Si Emmanuel Macron est parvenu jeudi à éviter une nouvelle journée de huées, les opposants à la réforme des retraites ont entamé une guerre d’usure visant à perturber les déplacements du président et des membres du gouvernement.

Les images de la veille avaient frappé les esprits. Il y avait urgence à en produire de nouvelles et, surtout, de plus belles. Des images racontant une autre histoire que celle écrite en Alsace   : celle d’une France appréciant son président et favorable à la réforme des retraites ou, a minima, comprenant la nécessité de reculer l’âge légal de départ de 62 ans à 64 ans.

L’Élysée a donc fait le nécessaire, jeudi 20 avril, pour qu’Emmanuel Macron ne soit pas importuné. Les opposants à sa réforme des retraites qui l’attendaient de pied ferme à Ganges, dans l’Hérault, ont été tenus à l’écart des abords du collège Louise-Michel où se rendait le chef de l’État. Et pour être certain d’éviter tout fond sonore indésirable, le préfet du département avait pris un arrêté interdisant l’usage des "dispositifs sonores portatifs". Autrement dit   : pas de casseroles autorisées.

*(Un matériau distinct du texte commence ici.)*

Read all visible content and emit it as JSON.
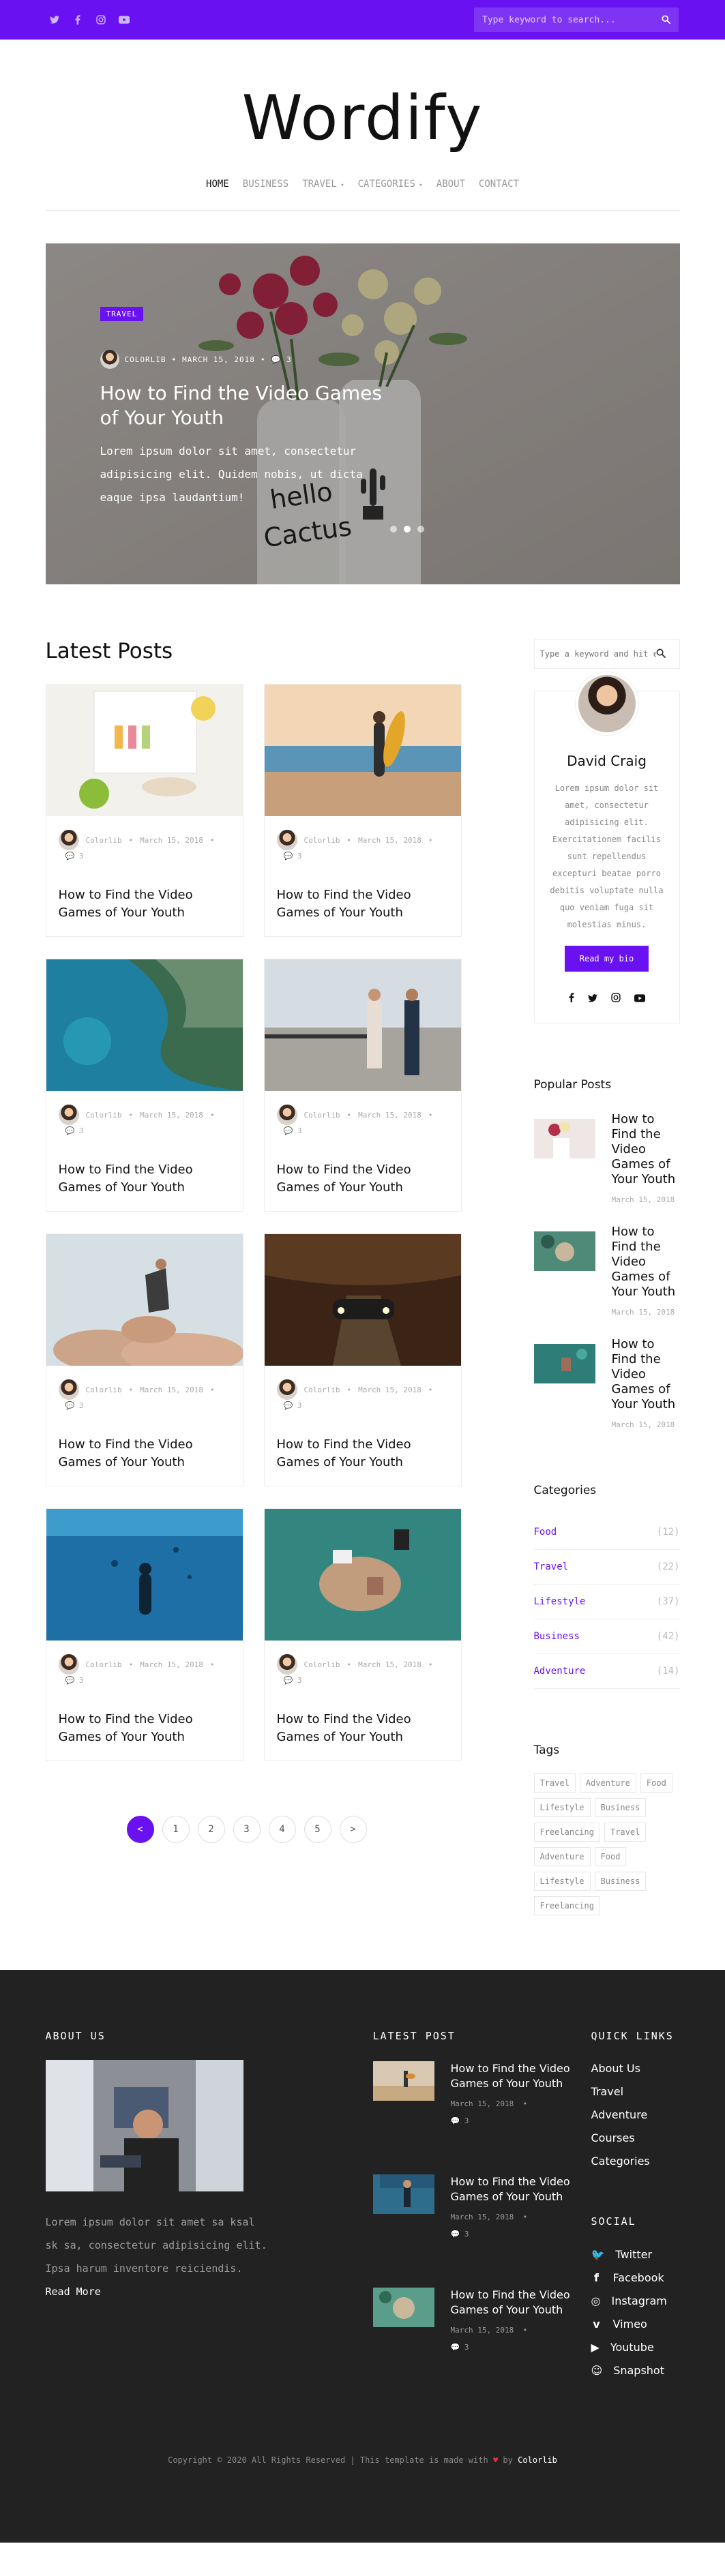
{
  "topbar": {
    "social": [
      "twitter-icon",
      "facebook-icon",
      "instagram-icon",
      "youtube-icon"
    ],
    "search_placeholder": "Type keyword to search..."
  },
  "logo": "Wordify",
  "nav": [
    {
      "label": "HOME",
      "active": true
    },
    {
      "label": "BUSINESS"
    },
    {
      "label": "TRAVEL",
      "dropdown": true
    },
    {
      "label": "CATEGORIES",
      "dropdown": true
    },
    {
      "label": "ABOUT"
    },
    {
      "label": "CONTACT"
    }
  ],
  "hero": {
    "badge": "TRAVEL",
    "author": "COLORLIB",
    "date": "MARCH 15, 2018",
    "comments": "3",
    "title": "How to Find the Video Games of Your Youth",
    "text": "Lorem ipsum dolor sit amet, consectetur adipisicing elit. Quidem nobis, ut dicta eaque ipsa laudantium!",
    "slides": 3,
    "active_slide": 2
  },
  "latest_posts": {
    "title": "Latest Posts",
    "posts": [
      {
        "author": "Colorlib",
        "date": "March 15, 2018",
        "comments": "3",
        "title": "How to Find the Video Games of Your Youth",
        "img": "food"
      },
      {
        "author": "Colorlib",
        "date": "March 15, 2018",
        "comments": "3",
        "title": "How to Find the Video Games of Your Youth",
        "img": "surf"
      },
      {
        "author": "Colorlib",
        "date": "March 15, 2018",
        "comments": "3",
        "title": "How to Find the Video Games of Your Youth",
        "img": "coast"
      },
      {
        "author": "Colorlib",
        "date": "March 15, 2018",
        "comments": "3",
        "title": "How to Find the Video Games of Your Youth",
        "img": "bridge"
      },
      {
        "author": "Colorlib",
        "date": "March 15, 2018",
        "comments": "3",
        "title": "How to Find the Video Games of Your Youth",
        "img": "rocks"
      },
      {
        "author": "Colorlib",
        "date": "March 15, 2018",
        "comments": "3",
        "title": "How to Find the Video Games of Your Youth",
        "img": "car"
      },
      {
        "author": "Colorlib",
        "date": "March 15, 2018",
        "comments": "3",
        "title": "How to Find the Video Games of Your Youth",
        "img": "diver"
      },
      {
        "author": "Colorlib",
        "date": "March 15, 2018",
        "comments": "3",
        "title": "How to Find the Video Games of Your Youth",
        "img": "aerial"
      }
    ]
  },
  "pagination": [
    "<",
    "1",
    "2",
    "3",
    "4",
    "5",
    ">"
  ],
  "sidebar": {
    "search_placeholder": "Type a keyword and hit enter",
    "bio": {
      "name": "David Craig",
      "text": "Lorem ipsum dolor sit amet, consectetur adipisicing elit. Exercitationem facilis sunt repellendus excepturi beatae porro debitis voluptate nulla quo veniam fuga sit molestias minus.",
      "button": "Read my bio",
      "social": [
        "facebook-icon",
        "twitter-icon",
        "instagram-icon",
        "youtube-icon"
      ]
    },
    "popular_title": "Popular Posts",
    "popular": [
      {
        "title": "How to Find the Video Games of Your Youth",
        "date": "March 15, 2018"
      },
      {
        "title": "How to Find the Video Games of Your Youth",
        "date": "March 15, 2018"
      },
      {
        "title": "How to Find the Video Games of Your Youth",
        "date": "March 15, 2018"
      }
    ],
    "categories_title": "Categories",
    "categories": [
      {
        "name": "Food",
        "count": "(12)"
      },
      {
        "name": "Travel",
        "count": "(22)"
      },
      {
        "name": "Lifestyle",
        "count": "(37)"
      },
      {
        "name": "Business",
        "count": "(42)"
      },
      {
        "name": "Adventure",
        "count": "(14)"
      }
    ],
    "tags_title": "Tags",
    "tags": [
      "Travel",
      "Adventure",
      "Food",
      "Lifestyle",
      "Business",
      "Freelancing",
      "Travel",
      "Adventure",
      "Food",
      "Lifestyle",
      "Business",
      "Freelancing"
    ]
  },
  "footer": {
    "about_title": "ABOUT US",
    "about_text": "Lorem ipsum dolor sit amet sa ksal sk sa, consectetur adipisicing elit. Ipsa harum inventore reiciendis.",
    "read_more": "Read More",
    "latest_title": "LATEST POST",
    "latest": [
      {
        "title": "How to Find the Video Games of Your Youth",
        "date": "March 15, 2018",
        "comments": "3"
      },
      {
        "title": "How to Find the Video Games of Your Youth",
        "date": "March 15, 2018",
        "comments": "3"
      },
      {
        "title": "How to Find the Video Games of Your Youth",
        "date": "March 15, 2018",
        "comments": "3"
      }
    ],
    "quick_title": "QUICK LINKS",
    "quick": [
      "About Us",
      "Travel",
      "Adventure",
      "Courses",
      "Categories"
    ],
    "social_title": "SOCIAL",
    "social": [
      {
        "label": "Twitter",
        "icon": "twitter-icon"
      },
      {
        "label": "Facebook",
        "icon": "facebook-icon"
      },
      {
        "label": "Instagram",
        "icon": "instagram-icon"
      },
      {
        "label": "Vimeo",
        "icon": "vimeo-icon"
      },
      {
        "label": "Youtube",
        "icon": "youtube-icon"
      },
      {
        "label": "Snapshot",
        "icon": "snapchat-icon"
      }
    ],
    "copyright_pre": "Copyright © 2020 All Rights Reserved | This template is made with",
    "copyright_by": "by",
    "copyright_brand": "Colorlib"
  },
  "colors": {
    "accent": "#6a11f1",
    "footer": "#222222"
  }
}
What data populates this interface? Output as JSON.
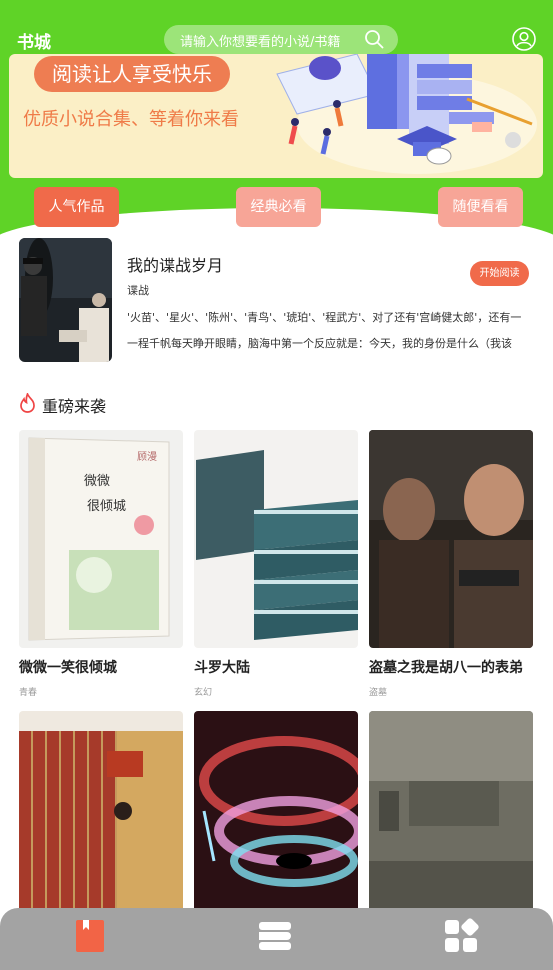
{
  "header": {
    "title": "书城",
    "search_placeholder": "请输入你想要看的小说/书籍"
  },
  "banner": {
    "headline": "阅读让人享受快乐",
    "subline": "优质小说合集、等着你来看"
  },
  "tabs": [
    {
      "label": "人气作品",
      "active": true
    },
    {
      "label": "经典必看",
      "active": false
    },
    {
      "label": "随便看看",
      "active": false
    }
  ],
  "featured": {
    "title": "我的谍战岁月",
    "tag": "谍战",
    "description": "'火苗'、'星火'、'陈州'、'青鸟'、'琥珀'、'程武方'、对了还有'宫崎健太郎'，还有一一程千帆每天睁开眼睛，脑海中第一个反应就是：今天，我的身份是什么（我该穿…",
    "button": "开始阅读"
  },
  "section": {
    "title": "重磅来袭"
  },
  "books": [
    {
      "title": "微微一笑很倾城",
      "genre": "青春"
    },
    {
      "title": "斗罗大陆",
      "genre": "玄幻"
    },
    {
      "title": "盗墓之我是胡八一的表弟",
      "genre": "盗墓"
    },
    {
      "title": "",
      "genre": ""
    },
    {
      "title": "",
      "genre": ""
    },
    {
      "title": "",
      "genre": ""
    }
  ],
  "colors": {
    "accent": "#5fd327",
    "tab_active": "#f06a4a",
    "tab_inactive": "#f7a597",
    "nav_bg": "#a3a3a3"
  },
  "nav": [
    {
      "icon": "bookmark-icon",
      "active": true
    },
    {
      "icon": "list-icon",
      "active": false
    },
    {
      "icon": "apps-icon",
      "active": false
    }
  ]
}
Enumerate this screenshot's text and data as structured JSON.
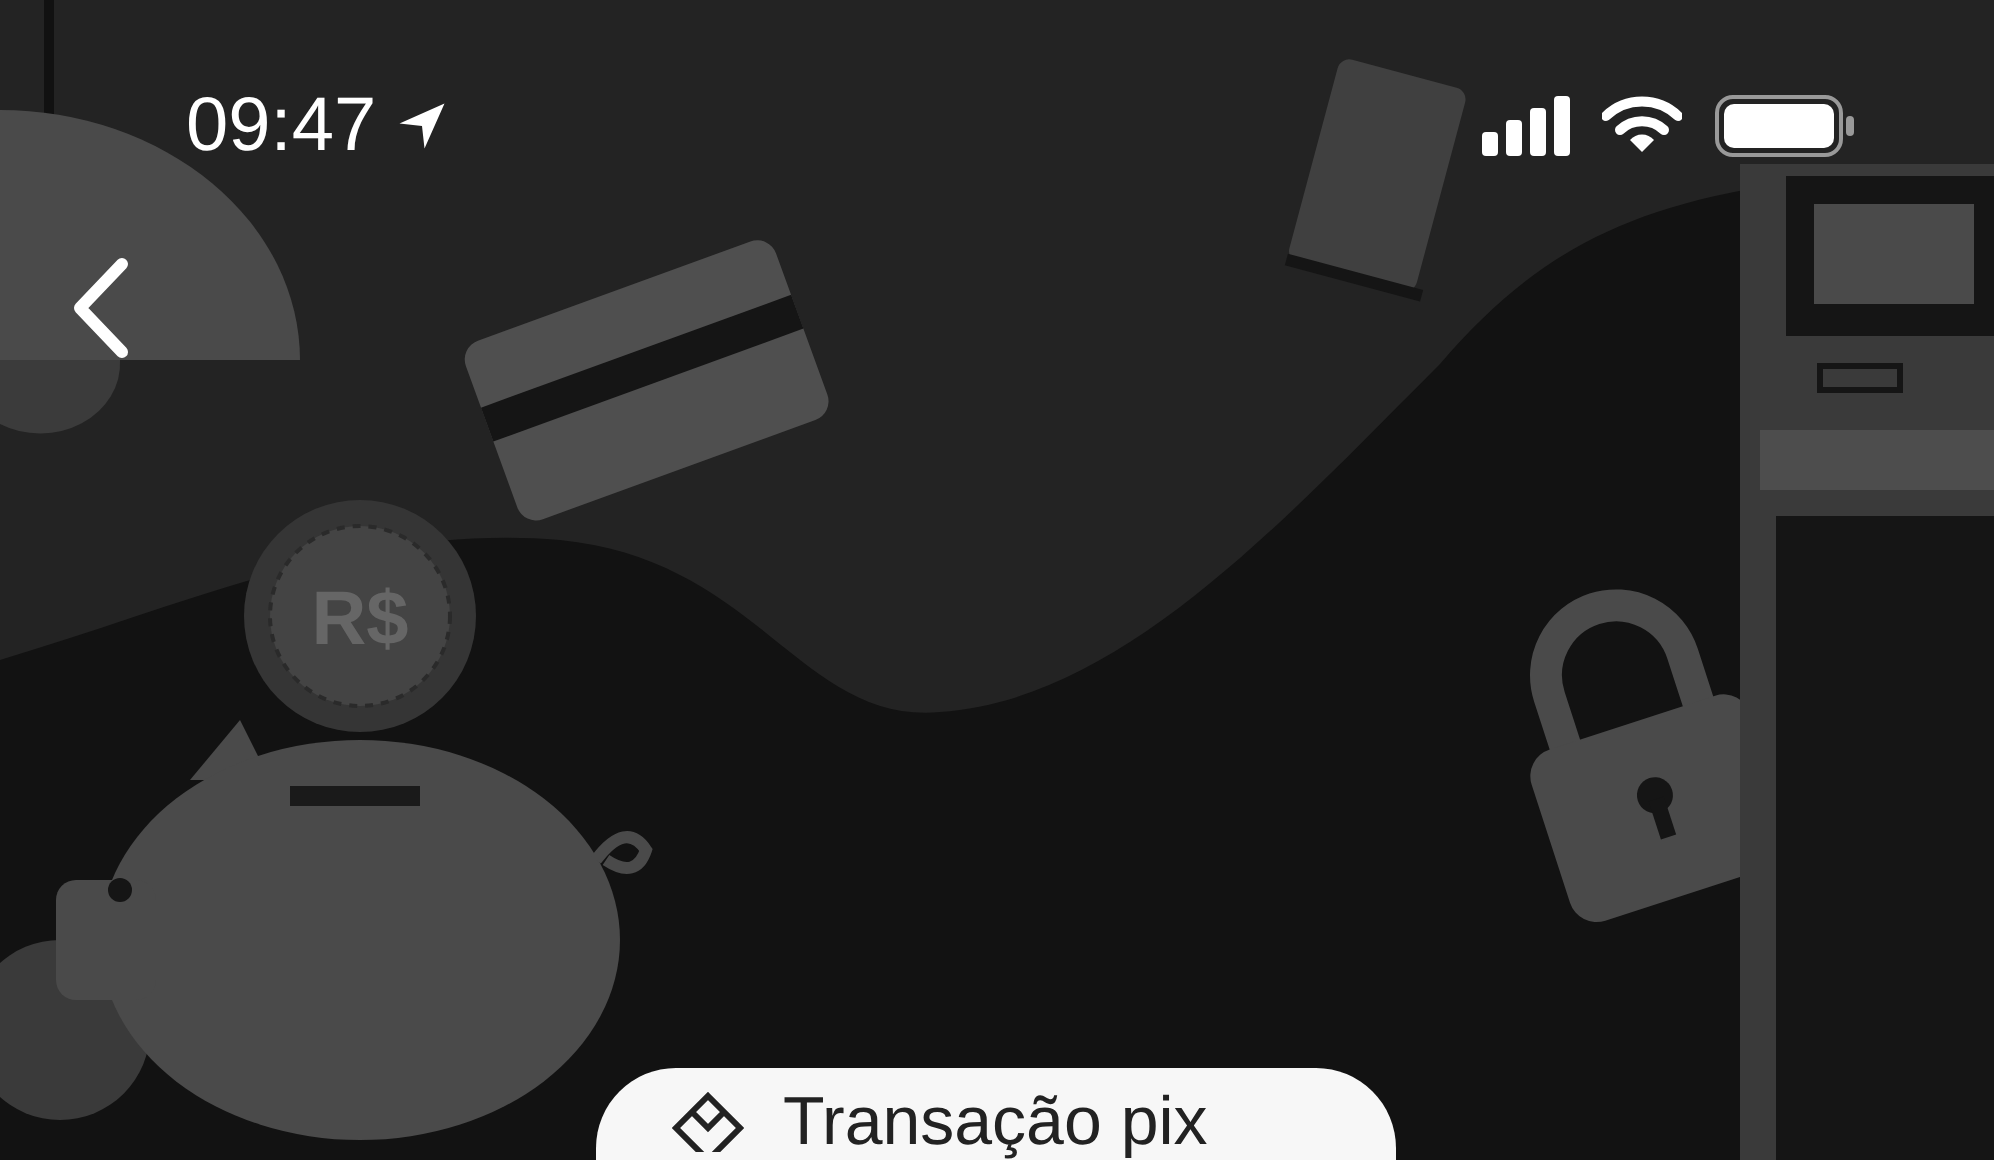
{
  "status_bar": {
    "time": "09:47"
  },
  "illustration": {
    "coin_label": "R$"
  },
  "action_pill": {
    "label": "Transação pix"
  }
}
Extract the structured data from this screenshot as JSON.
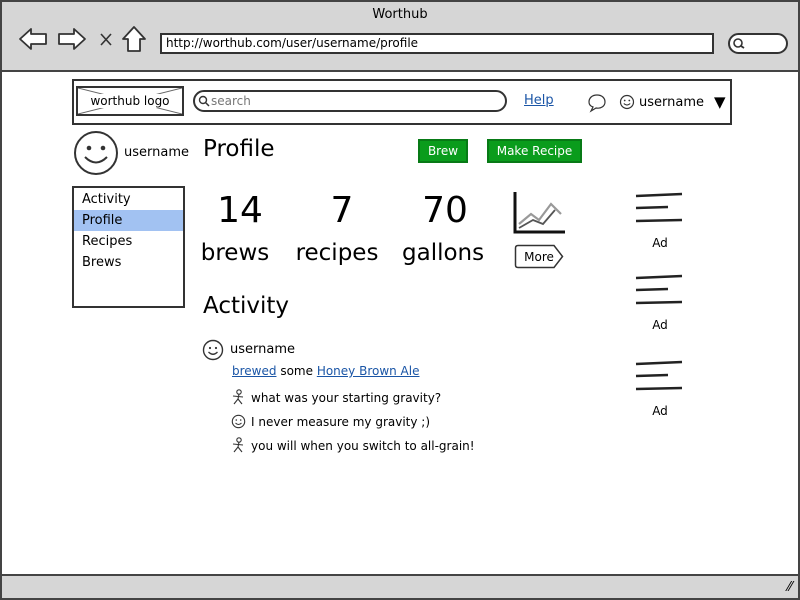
{
  "browser": {
    "window_title": "Worthub",
    "url": "http://worthub.com/user/username/profile"
  },
  "header": {
    "logo": "worthub logo",
    "search_placeholder": "search",
    "help": "Help",
    "username": "username"
  },
  "sidebar": {
    "username": "username",
    "items": [
      {
        "label": "Activity",
        "active": false
      },
      {
        "label": "Profile",
        "active": true
      },
      {
        "label": "Recipes",
        "active": false
      },
      {
        "label": "Brews",
        "active": false
      }
    ]
  },
  "main": {
    "title": "Profile",
    "brew_button": "Brew",
    "make_recipe_button": "Make Recipe",
    "stats": [
      {
        "value": "14",
        "label": "brews"
      },
      {
        "value": "7",
        "label": "recipes"
      },
      {
        "value": "70",
        "label": "gallons"
      }
    ],
    "more_button": "More",
    "activity_title": "Activity"
  },
  "activity": {
    "username": "username",
    "action_link": "brewed",
    "action_text": "some",
    "item_link": "Honey Brown Ale",
    "comments": [
      {
        "icon": "stick-figure-icon",
        "text": "what was your starting gravity?"
      },
      {
        "icon": "smiley-icon",
        "text": "I never measure my gravity ;)"
      },
      {
        "icon": "stick-figure-icon",
        "text": "you will when you switch to all-grain!"
      }
    ]
  },
  "ads": [
    "Ad",
    "Ad",
    "Ad"
  ],
  "colors": {
    "accent_green": "#0a9c1c",
    "selected_nav": "#a2c2f2",
    "link": "#1a55a6",
    "chrome": "#d6d6d6"
  }
}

Cette séquence tournée par @PaulLarrouturou et@AdriianAko est surréaliste 😳🤨

On y voit des gendarmes confisquer des #casseroles à des femmes venues manifester à #Ganges pour la venue de #Macron.#ReformeDesRetaites #casserolades #MacronHérault pic.twitter.com/VhOFtelFmC

— Antoine Llorca (@antoinellorca) April 20, 2023

Emmanuel Macron a ainsi pu échanger en toute quiétude avec des collégiens ravis de le rencontrer. Et, plus tard dans la journée, le président de la République a marqué un arrêt non prévu sur le déroulé officiel de la journée à Pérols, petite ville d’un peu moins de 10   000 habitants située à proximité de l’aéroport de Montpellier.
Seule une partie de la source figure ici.